On the other hand, however, the tsunami has shown just how tremendous is the extent of compassion shown by people around the world, and their readiness to help. Tens of millions of pounds have been raised in this country alone in just a few days. Jonathan Sacks wrote that this is where God is to be seen at work – not in the disaster itself, but in the response to it, in the generosity of countless people who know that their neighbour is not just the person who lives next door, but their fellow man, woman and child on the other side of the world. The world’s generosity has so far been truly overflowing, just as Jesus taught, who said that we should give more than what is asked of us – which is the meaning of the image of going the extra mile.
All the same, our Christian response must also include learning lessons for the future. The more affluent parts of the world – such as some of the countries which border on the Pacific ocean – are able to build their villages, towns and cities in such a way as to protect against possible earthquake damage. It is possible to put tsunami warning systems in place, as countries like Japan have. The world must now surely put large sums of money into a rebuilding process which will protect people as far as possible from a similar catastrophe in the future.
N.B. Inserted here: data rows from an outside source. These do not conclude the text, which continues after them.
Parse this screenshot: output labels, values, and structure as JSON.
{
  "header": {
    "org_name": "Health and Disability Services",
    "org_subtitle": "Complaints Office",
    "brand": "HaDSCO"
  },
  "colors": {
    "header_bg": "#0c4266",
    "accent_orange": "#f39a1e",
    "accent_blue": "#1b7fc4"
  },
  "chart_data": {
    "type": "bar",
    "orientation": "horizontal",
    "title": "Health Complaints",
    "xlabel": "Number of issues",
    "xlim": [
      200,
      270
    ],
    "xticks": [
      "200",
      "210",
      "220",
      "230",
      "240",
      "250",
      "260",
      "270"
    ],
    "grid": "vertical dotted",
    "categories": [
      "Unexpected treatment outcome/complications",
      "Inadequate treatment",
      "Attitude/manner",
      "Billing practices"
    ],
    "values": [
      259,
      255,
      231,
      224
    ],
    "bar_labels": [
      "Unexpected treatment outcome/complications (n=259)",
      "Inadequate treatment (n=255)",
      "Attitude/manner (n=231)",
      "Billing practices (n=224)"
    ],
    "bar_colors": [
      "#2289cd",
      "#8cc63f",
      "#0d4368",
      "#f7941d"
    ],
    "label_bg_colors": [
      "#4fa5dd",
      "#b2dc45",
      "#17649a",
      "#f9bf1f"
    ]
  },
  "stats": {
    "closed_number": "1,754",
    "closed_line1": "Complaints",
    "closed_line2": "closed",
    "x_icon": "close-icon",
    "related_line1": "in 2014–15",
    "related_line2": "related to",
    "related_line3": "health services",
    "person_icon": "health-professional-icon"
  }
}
But there is another lesson which is less likely to be learned with the same degree of energy. This is that the world also has an obligation to the millions of people who die prematurely every year as a result of other causes. Because these people do not die all on the same day, or as a result of one tremendous and headline-grabbing event, they are for the most part ignored. For example: around one and half million people around the world die every year from tuberculosis; 1.2 million from malaria; 2.8 million from HIV/AIDS; almost 4 million from respiratory infections; and almost 2.5 million from perinatal conditions (deaths around the time of childbirth). Around 1.2 million people around the world die each year as a result of road accidents. It may not be easy to hear this, but these numbers dwarf the numbers of those killed by the tsunami.
Earthquake protection systems are of course important, as well as tsunami warning devices. But they are only one part of the picture – a picture which is of a highly unequal world, in which those who live in many of the poorer countries are far less likely to live long and healthy lives than those in the richer countries. In this country, for example, the average number of years a person lives – life expectancy – is 78. Compare this with various developing countries: India – 64 years; Kenya – 45; and some countries where AIDS is rife: Zimbabwe – 33; Zambia – 32; even South Africa – 48.
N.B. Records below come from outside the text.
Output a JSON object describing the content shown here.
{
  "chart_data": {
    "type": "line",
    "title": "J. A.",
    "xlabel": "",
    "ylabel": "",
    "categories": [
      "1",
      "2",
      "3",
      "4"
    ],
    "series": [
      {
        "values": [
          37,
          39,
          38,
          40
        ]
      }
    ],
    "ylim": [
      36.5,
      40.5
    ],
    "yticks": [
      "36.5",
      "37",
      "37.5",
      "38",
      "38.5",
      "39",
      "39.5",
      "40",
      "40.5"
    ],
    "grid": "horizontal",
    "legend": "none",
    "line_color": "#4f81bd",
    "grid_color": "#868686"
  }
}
Twenty years ago, the pictures of starving people in Africa changed the way the world looked upon poverty and hunger. This past week, the pictures from Sri Lanka, India, the Andaman and Nicobar Islands and so on have helped once again to bring the peoples of the world closer together. The task now is to translate today’s goodwill and compassion into long term change – through which the blessings of health, security, and long life which most of us enjoy can be shared with the millions around the world who can only dream of them.
World Deaths from disease in 2002 (WHO report 2004 - http://www.who.int/whr/2004/annex/topic/en/annex_2_en.pdf
Tuberculosis - 1,566,000
Malaria – 1,272,000
HIV/AIDS – 2,777,000
Respiratory infections – 3,963,000
Perinatal conditions – 2,462,000
Nutritional deficiencies – 485,000
WHO – estimates that 1,200,000 people around the world die from road accidents each year.